"The Returnee..."

We are in the middle of a roller coaster of transition. We left Uganda on 1st July, and travelled to visit Dan's family in America... Now we arrive in England, where I have not lived since 1992, almost twenty years ago... I left young free and single, and return with an American husband and two children, aged 11 and 9... I hope to describe the experiences of "the Returnee", with, no doubt, flashbacks to our African life, and commentary from my children along the way...

Monday, 4 February 2013

Alex's Promise

So pleased that Alex has joined the Boy Scouts and was invested on Friday evening. Dan and I went with him to watch the event, in a tucked-away Scout Hut, where an old boy scouter, Terry, who must be 70 if he is a day, manages to corrall a crowd of scruffy boys, make them stand in their patrols, make them all salute him, and then gives them a ton of fun every Friday evening. I take my hat off to him. It was only Alex's third time going, but his friends who have been there for a while rave about it. The moment the evenings get a bit lighter, all the meetings are held outdoors and involve being in the woods, lighting fires, learning outdoor skills. For now they seem to play wild games in the Scout Hut, and build things.

The investment included having to walk across a rickety plank bridge set up across some chairs, and then the usual exchange of questions and the promise, said with right hand held up by the ear in the three-fingered Scout salute.

"Do you know what your honour is?"   "Yes"

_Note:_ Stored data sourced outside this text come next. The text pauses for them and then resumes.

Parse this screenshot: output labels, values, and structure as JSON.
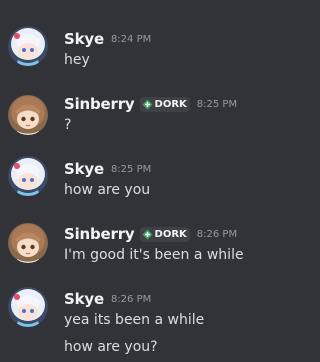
{
  "messages": [
    {
      "author": "Skye",
      "time": "8:24 PM",
      "lines": [
        "hey"
      ]
    },
    {
      "author": "Sinberry",
      "tag": "DORK",
      "time": "8:25 PM",
      "lines": [
        "?"
      ]
    },
    {
      "author": "Skye",
      "time": "8:25 PM",
      "lines": [
        "how are you"
      ]
    },
    {
      "author": "Sinberry",
      "tag": "DORK",
      "time": "8:26 PM",
      "lines": [
        "I'm good it's been a while"
      ]
    },
    {
      "author": "Skye",
      "time": "8:26 PM",
      "lines": [
        "yea its been a while",
        "how are you?"
      ]
    }
  ],
  "colors": {
    "background": "#313338",
    "username": "#f2f3f5",
    "message_text": "#dbdee1",
    "timestamp": "#949ba4",
    "tag_background": "#3f4147",
    "tag_icon": "#3ba55c"
  },
  "icons": {
    "skye_avatar": "anime-girl-white-hair-avatar",
    "sinberry_avatar": "anime-girl-brown-hair-avatar",
    "tag_icon": "diamond-plus-icon"
  }
}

"So you can be trusted?"   "Yes"

"Do you know the Scout Law?"  "Yes"

"Do you know the Scout promise?"

"On my honour,
I promise that I will try my best
to do my duty to God and the Queen,
to help other people,
and to keep the Scout law."

In this very secular country where we now live, it amazed me to hear not only Alex but several other boys as well (!) promising to do their duty to God and the Queen. OK, they probably don't mean it... all of them... but, there they are, forty boys on a Friday night, laughing, playing, saluting an old man and showing him respect, inspecting their gangly green-cloth arms patched with tens of badges,
under the banner of promises of honour and trust. This is Good.

I am so glad Alex is a Scout. And I am grateful for Terry and others like him, who give their time, to give boys a chance to live well.